I am trying to write a gulp plugin. You use it like this:

var gulp = require('gulp'),
    codo = require('gulp-codo');

gulp.task('doc', function () {
    return gulp.src('*.coffee')
    .pipe(codo()) // codo(name, title, readme, dir)
});

I want *.coffee to provide all the coffeescript files in the current directory to codo().

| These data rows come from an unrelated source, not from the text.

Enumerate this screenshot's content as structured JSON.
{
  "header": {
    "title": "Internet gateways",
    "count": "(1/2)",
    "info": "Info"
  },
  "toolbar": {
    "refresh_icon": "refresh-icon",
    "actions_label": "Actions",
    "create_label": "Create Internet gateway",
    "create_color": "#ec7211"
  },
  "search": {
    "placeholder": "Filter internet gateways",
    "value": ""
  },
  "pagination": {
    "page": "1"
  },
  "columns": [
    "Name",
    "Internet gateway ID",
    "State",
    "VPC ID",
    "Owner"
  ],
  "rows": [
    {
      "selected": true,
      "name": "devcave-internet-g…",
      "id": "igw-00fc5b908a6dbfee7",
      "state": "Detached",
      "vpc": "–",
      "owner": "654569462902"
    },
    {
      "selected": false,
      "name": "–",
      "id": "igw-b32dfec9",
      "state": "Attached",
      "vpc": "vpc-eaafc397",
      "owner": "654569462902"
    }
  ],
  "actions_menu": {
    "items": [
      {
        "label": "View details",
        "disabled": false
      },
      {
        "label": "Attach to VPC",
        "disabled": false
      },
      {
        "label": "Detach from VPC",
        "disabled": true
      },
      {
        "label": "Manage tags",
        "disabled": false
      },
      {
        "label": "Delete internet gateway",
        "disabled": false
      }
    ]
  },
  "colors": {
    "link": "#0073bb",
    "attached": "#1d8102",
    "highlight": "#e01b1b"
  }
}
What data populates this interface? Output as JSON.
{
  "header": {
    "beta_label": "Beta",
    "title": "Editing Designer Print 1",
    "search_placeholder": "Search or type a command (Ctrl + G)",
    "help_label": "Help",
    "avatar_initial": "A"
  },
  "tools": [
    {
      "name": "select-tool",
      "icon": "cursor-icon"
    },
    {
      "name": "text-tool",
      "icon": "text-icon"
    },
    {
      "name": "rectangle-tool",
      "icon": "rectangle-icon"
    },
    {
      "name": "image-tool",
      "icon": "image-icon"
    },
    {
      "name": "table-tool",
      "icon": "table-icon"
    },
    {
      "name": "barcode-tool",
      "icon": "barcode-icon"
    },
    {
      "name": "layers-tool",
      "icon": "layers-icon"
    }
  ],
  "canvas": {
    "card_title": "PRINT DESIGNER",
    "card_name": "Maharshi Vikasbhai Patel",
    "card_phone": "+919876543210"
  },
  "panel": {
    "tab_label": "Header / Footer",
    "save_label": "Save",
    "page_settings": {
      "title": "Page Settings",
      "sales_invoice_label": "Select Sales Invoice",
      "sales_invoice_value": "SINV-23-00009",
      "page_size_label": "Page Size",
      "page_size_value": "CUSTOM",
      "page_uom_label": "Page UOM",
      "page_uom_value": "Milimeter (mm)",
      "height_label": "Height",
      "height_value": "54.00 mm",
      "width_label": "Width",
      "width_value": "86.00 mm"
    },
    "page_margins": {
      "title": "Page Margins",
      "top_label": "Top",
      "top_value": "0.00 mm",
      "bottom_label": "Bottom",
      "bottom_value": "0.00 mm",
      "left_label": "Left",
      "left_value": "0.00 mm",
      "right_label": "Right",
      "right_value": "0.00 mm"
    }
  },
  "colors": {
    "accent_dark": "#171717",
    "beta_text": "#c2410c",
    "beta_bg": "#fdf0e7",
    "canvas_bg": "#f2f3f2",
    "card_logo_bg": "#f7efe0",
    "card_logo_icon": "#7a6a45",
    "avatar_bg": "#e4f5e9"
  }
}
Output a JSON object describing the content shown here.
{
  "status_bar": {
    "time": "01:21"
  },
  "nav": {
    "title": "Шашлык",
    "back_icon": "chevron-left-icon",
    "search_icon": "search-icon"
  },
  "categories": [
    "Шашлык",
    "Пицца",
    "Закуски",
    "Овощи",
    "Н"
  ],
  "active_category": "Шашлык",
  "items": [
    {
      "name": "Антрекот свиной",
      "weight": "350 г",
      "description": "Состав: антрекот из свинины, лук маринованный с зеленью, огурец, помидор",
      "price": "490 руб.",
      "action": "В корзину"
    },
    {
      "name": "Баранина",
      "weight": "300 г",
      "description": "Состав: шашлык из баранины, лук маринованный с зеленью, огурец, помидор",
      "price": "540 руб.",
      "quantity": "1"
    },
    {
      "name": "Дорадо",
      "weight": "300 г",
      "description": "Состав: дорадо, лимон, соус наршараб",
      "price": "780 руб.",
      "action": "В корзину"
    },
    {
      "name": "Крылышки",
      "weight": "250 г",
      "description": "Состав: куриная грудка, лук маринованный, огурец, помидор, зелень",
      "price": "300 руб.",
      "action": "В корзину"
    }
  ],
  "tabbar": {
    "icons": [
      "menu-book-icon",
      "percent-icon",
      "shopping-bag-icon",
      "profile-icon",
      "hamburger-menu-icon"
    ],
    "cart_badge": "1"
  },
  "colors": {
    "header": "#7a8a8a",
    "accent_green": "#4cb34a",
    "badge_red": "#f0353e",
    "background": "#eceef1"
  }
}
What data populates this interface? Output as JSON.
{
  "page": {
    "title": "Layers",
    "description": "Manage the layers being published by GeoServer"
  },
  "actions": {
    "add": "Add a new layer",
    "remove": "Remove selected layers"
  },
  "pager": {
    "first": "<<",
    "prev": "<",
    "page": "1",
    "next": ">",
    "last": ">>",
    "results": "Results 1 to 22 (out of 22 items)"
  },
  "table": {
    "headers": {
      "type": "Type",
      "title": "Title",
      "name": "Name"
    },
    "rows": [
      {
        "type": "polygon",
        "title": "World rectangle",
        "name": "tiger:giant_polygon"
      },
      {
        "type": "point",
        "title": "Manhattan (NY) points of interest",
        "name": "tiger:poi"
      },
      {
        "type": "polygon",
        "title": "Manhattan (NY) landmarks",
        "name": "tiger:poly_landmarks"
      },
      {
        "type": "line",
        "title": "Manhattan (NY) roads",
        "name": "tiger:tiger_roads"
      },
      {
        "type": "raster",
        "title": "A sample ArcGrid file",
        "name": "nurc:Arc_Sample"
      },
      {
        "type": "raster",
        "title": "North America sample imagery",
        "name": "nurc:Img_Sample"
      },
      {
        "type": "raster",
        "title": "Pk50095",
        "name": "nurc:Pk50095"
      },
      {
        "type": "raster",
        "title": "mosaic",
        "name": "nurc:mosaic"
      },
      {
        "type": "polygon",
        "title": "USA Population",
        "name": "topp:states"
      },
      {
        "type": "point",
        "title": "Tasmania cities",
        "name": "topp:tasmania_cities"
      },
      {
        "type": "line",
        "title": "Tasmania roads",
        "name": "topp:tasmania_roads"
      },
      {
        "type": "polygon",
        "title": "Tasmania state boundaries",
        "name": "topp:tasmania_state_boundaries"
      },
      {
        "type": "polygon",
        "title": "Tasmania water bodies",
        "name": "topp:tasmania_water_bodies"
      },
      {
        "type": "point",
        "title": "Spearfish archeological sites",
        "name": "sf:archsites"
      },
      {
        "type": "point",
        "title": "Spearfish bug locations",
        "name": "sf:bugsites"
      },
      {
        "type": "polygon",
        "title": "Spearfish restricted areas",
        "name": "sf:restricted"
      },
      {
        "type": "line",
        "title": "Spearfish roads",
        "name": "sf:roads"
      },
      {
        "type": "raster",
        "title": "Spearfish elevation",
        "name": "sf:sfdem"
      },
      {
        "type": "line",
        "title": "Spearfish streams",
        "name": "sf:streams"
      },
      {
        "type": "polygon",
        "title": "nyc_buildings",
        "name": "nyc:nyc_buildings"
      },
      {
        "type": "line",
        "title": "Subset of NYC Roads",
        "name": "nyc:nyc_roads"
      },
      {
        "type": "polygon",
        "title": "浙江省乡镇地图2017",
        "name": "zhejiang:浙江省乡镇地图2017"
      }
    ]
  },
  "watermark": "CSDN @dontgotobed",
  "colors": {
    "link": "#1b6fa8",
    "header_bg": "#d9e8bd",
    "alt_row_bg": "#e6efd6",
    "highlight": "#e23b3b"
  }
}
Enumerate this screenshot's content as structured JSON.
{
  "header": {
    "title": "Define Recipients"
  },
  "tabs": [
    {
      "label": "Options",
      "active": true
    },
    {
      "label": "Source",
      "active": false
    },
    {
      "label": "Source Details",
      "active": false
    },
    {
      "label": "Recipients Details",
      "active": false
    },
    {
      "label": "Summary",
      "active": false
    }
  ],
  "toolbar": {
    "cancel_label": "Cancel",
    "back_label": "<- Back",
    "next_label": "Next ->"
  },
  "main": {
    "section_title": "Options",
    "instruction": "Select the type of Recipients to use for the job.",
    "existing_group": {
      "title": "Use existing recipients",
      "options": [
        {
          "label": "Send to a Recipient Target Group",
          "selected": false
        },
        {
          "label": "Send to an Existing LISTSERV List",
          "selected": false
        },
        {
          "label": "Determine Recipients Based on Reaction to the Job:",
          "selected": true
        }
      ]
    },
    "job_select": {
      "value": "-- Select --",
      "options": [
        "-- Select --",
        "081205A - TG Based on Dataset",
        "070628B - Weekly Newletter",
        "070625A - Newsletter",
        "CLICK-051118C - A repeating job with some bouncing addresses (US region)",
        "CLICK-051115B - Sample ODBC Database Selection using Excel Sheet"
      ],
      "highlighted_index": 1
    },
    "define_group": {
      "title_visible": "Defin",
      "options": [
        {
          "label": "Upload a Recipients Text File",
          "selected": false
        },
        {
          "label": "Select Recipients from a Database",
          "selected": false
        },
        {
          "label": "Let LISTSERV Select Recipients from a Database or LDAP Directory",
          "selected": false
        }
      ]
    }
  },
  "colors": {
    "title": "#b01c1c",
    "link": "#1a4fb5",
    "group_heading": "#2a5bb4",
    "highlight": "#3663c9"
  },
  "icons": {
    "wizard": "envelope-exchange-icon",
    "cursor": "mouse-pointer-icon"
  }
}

In the plugin the input is handled like so:

 return through.obj(function(file, enc, cb) {

     invokeCodo(file.path, name, title, readme, dir, function(err, data) {
         if(err) {
            cb(new gutil.PluginError('gulp-codo', err, {fileName: file.path}));
            return;
         }
         file.contents = new Buffer(data);
         cb(null, file);
    });
});

I noticed that file.path is only the first wildcard match and not all the matches. How can I loop this for each match. I tried search here, but only found questions relating to generating mutiple outputs in a Gulp plugin.

Thanks.

gulp-foreach might help you. Your task should then look something like this:

gulp.task('doc', function () {
    return gulp.src('*.coffee')
        .pipe(foreach(function(stream, file){
            return stream
                .pipe(codo()) // codo(name, title, readme, dir)
                .pipe(concat(file.name));
        });
});

Also, do not forget to include gulp-foreach like this at the top of your file:

var foreach = require('gulp-foreach');